Un ingénieur de Google est accusé par la justice américaine d’avoir utilisé des informations confidentielles de la multinationale pour empocher plus d’un million de dollars sur le site de paris en ligne Polymarket, rapporte le ministère de la Justice américain dans un communiqué mercredi, après une enquête du FBI.
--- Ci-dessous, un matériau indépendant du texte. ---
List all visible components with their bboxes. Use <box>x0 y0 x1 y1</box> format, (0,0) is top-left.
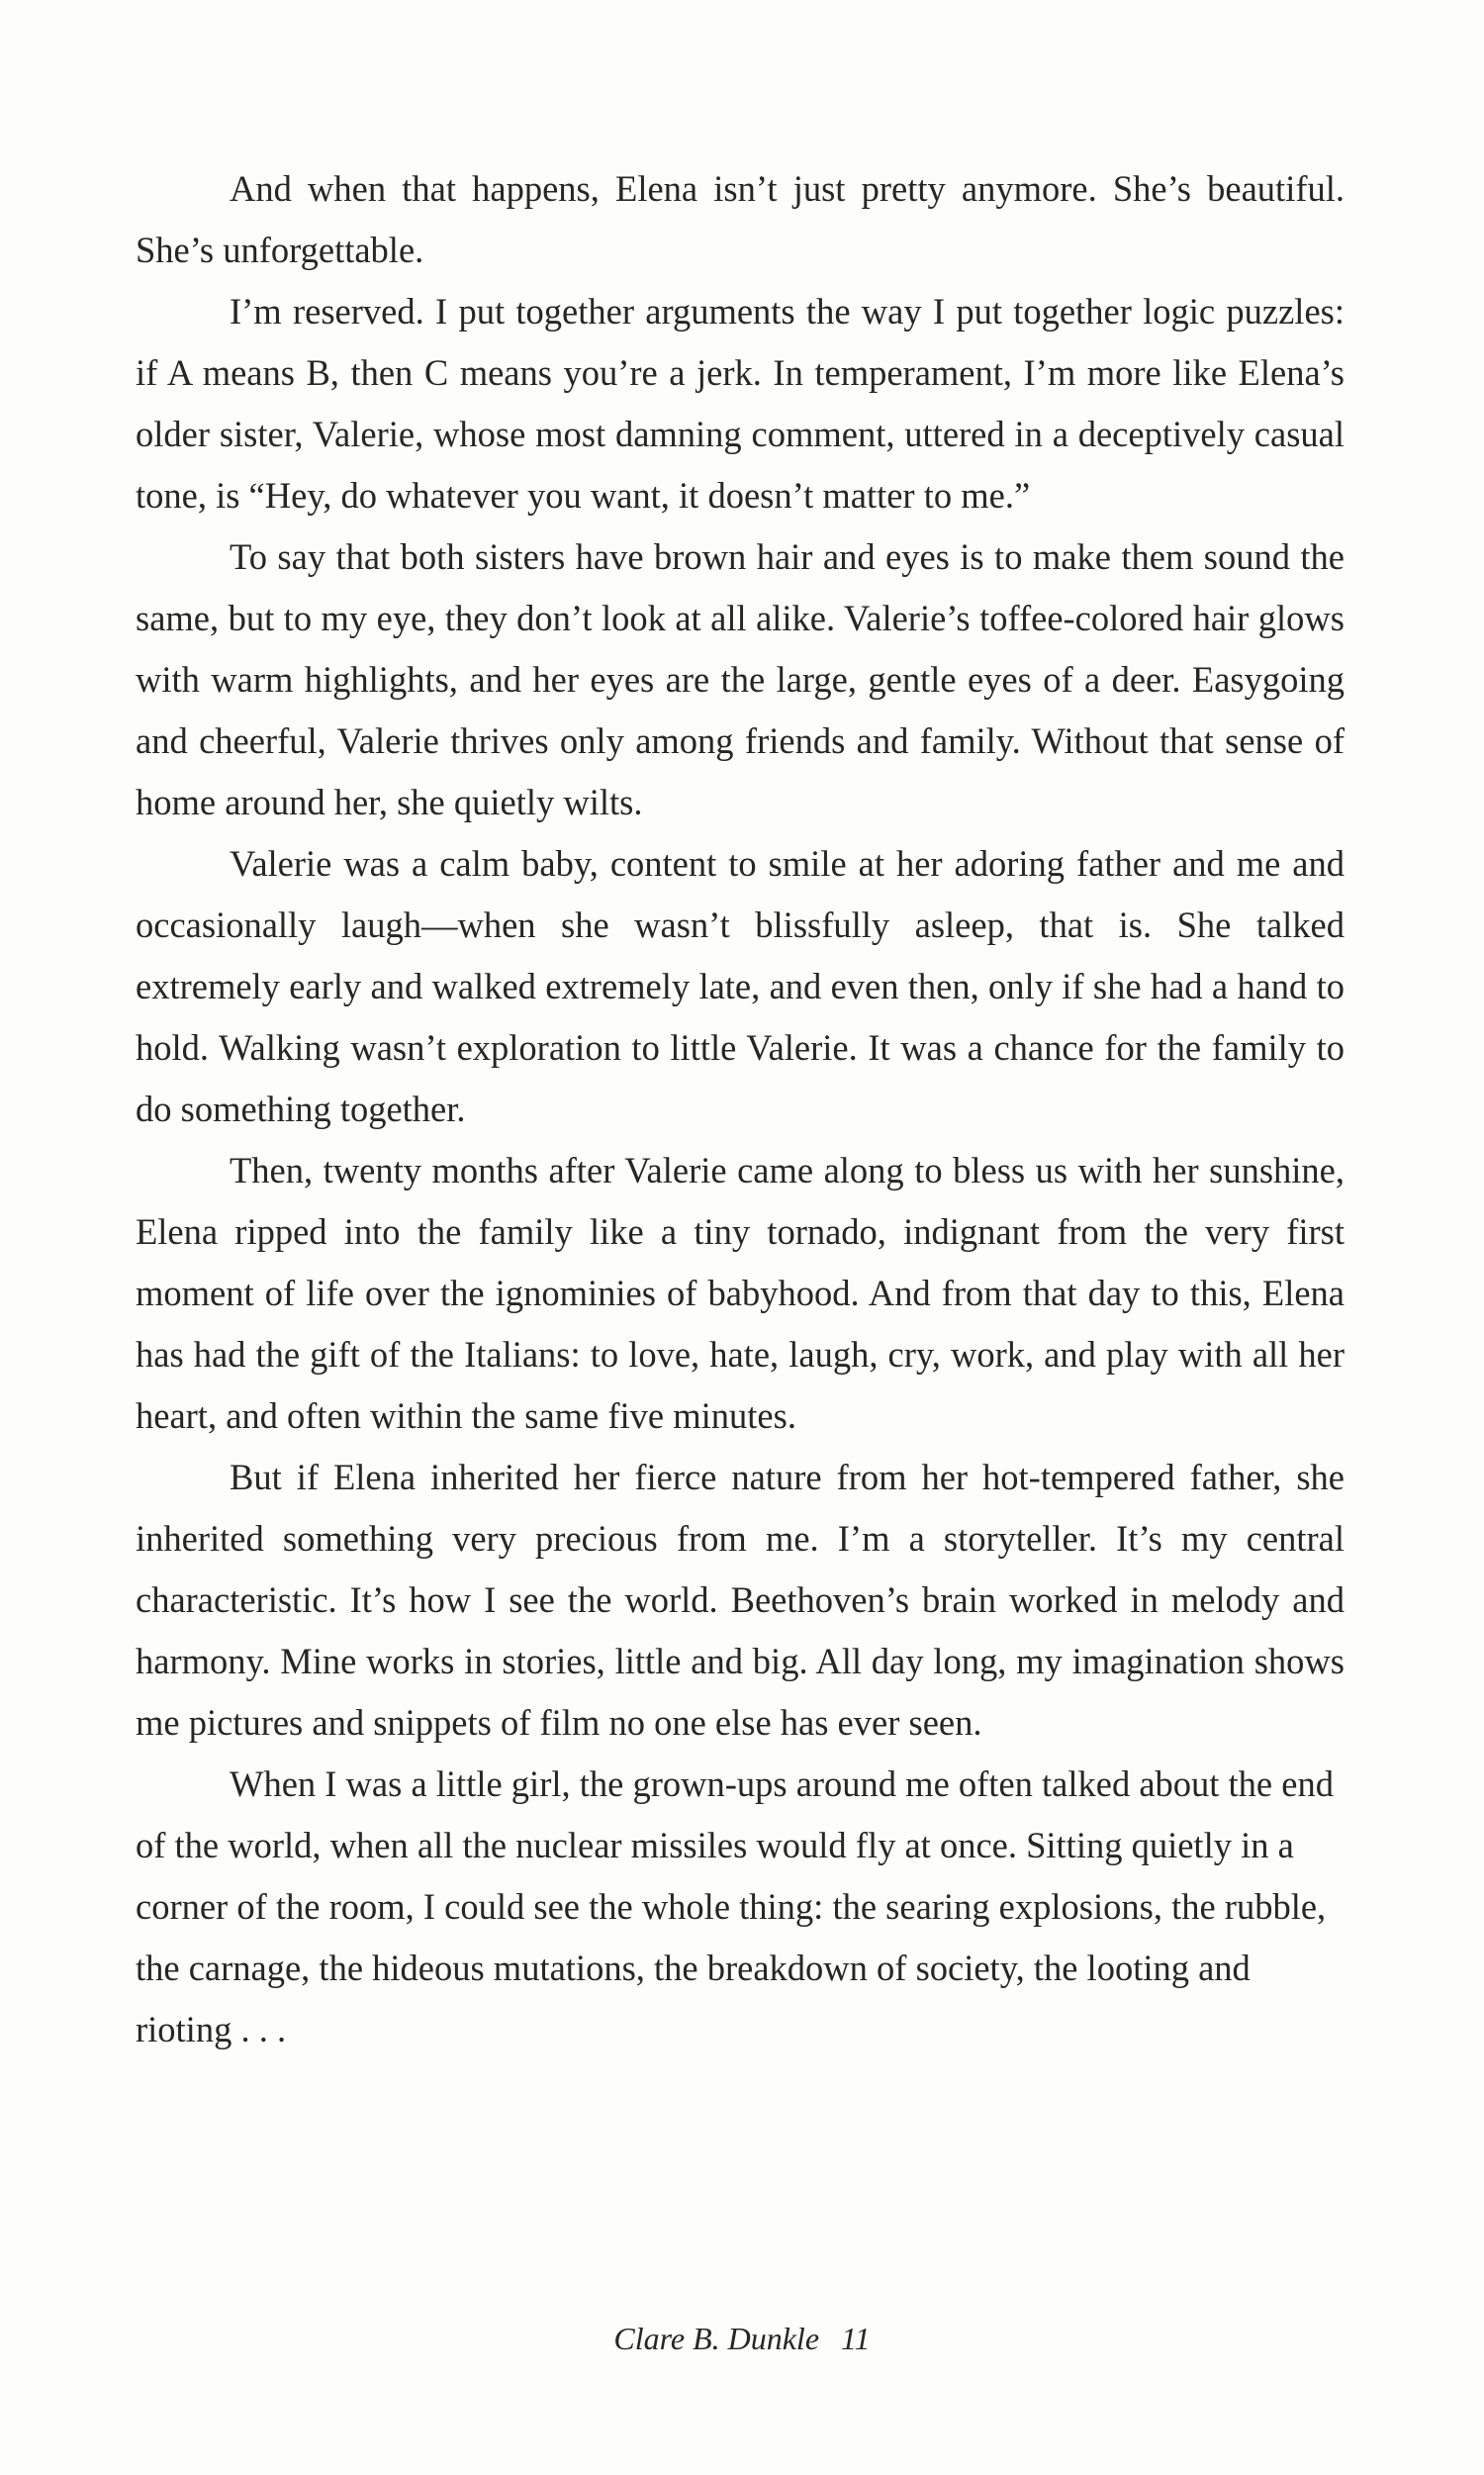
paragraph-2: I’m reserved. I put together arguments the way I put together logic puzzles: if A means B, then C means you’re a jerk. In temperament, I’m more like Elena’s older sister, Valerie, whose most damning comment, uttered in a deceptively casual tone, is “Hey, do whatever you want, it doesn’t matter to me.” <box>136 291 1345 516</box>
page-footer <box>0 2321 1484 2357</box>
paragraph-7: When I was a little girl, the grown-ups around me often talked about the end of the world, when all the nuclear missiles would fly at once. Sitting quietly in a corner of the room, I could see the whole thing: the searing explosions, the rubble, the carnage, the hideous mutations, the breakdown of society, the looting and rioting . . . <box>136 1763 1334 2049</box>
paragraph-6: But if Elena inherited her fierce nature from her hot-tempered father, she inherited something very precious from me. I’m a storyteller. It’s my central characteristic. It’s how I see the world. Beethoven’s brain worked in melody and harmony. Mine works in stories, little and big. All day long, my imagination shows me pictures and snippets of film no one else has ever seen. <box>136 1457 1345 1743</box>
paragraph-3: To say that both sisters have brown hair and eyes is to make them sound the same, but to my eye, they don’t look at all alike. Valerie’s toffee-colored hair glows with warm highlights, and her eyes are the large, gentle eyes of a deer. Easygoing and cheerful, Valerie thrives only among friends and family. Without that sense of home around her, she quietly wilts. <box>136 536 1345 822</box>
page-body <box>136 158 1345 2060</box>
paragraph-4: Valerie was a calm baby, content to smile at her adoring father and me and occasionally laugh—when she wasn’t blissfully asleep, that is. She talked extremely early and walked extremely late, and even then, only if she had a hand to hold. Walking wasn’t exploration to little Valerie. It was a chance for the family to do something together. <box>136 843 1345 1129</box>
running-footer-author: Clare B. Dunkle <box>613 2321 820 2356</box>
page-number: 11 <box>841 2321 871 2356</box>
paragraph-1: And when that happens, Elena isn’t just pretty anymore. She’s beautiful. She’s unforgettable. <box>136 168 1345 270</box>
paragraph-5: Then, twenty months after Valerie came along to bless us with her sunshine, Elena ripped into the family like a tiny tornado, indignant from the very first moment of life over the ignominies of babyhood. And from that day to this, Elena has had the gift of the Italians: to love, hate, laugh, cry, work, and play with all her heart, and often within the same five minutes. <box>136 1150 1345 1436</box>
Michele Spagnuolo, 36 ans, de nationalité italienne et résident suisse, a été présenté devant un juge mercredi. Il est accusé d’avoir, via le compte « AlphaRaccoon », utilisé des informations d’une base de données confidentielles de l’entreprise, à laquelle il avait accès, pour faire ses paris.
« Kendrick Lamar, personnalité la plus recherchée en 2025 »
Le profil AlphaRaccoon apparaît sur Polymarket en mai 2024. Sur cette plate-forme, les utilisateurs peuvent parier sur des événements futurs en déposant des cryptomonnaies. Et « peu après avoir accédé aux informations internes de Google, Spagnuolo a utilisé le compte AlphaRaccoon pour effectuer des transactions sur différents marchés de Polymarket », écrit le ministère, donnant quelques exemples.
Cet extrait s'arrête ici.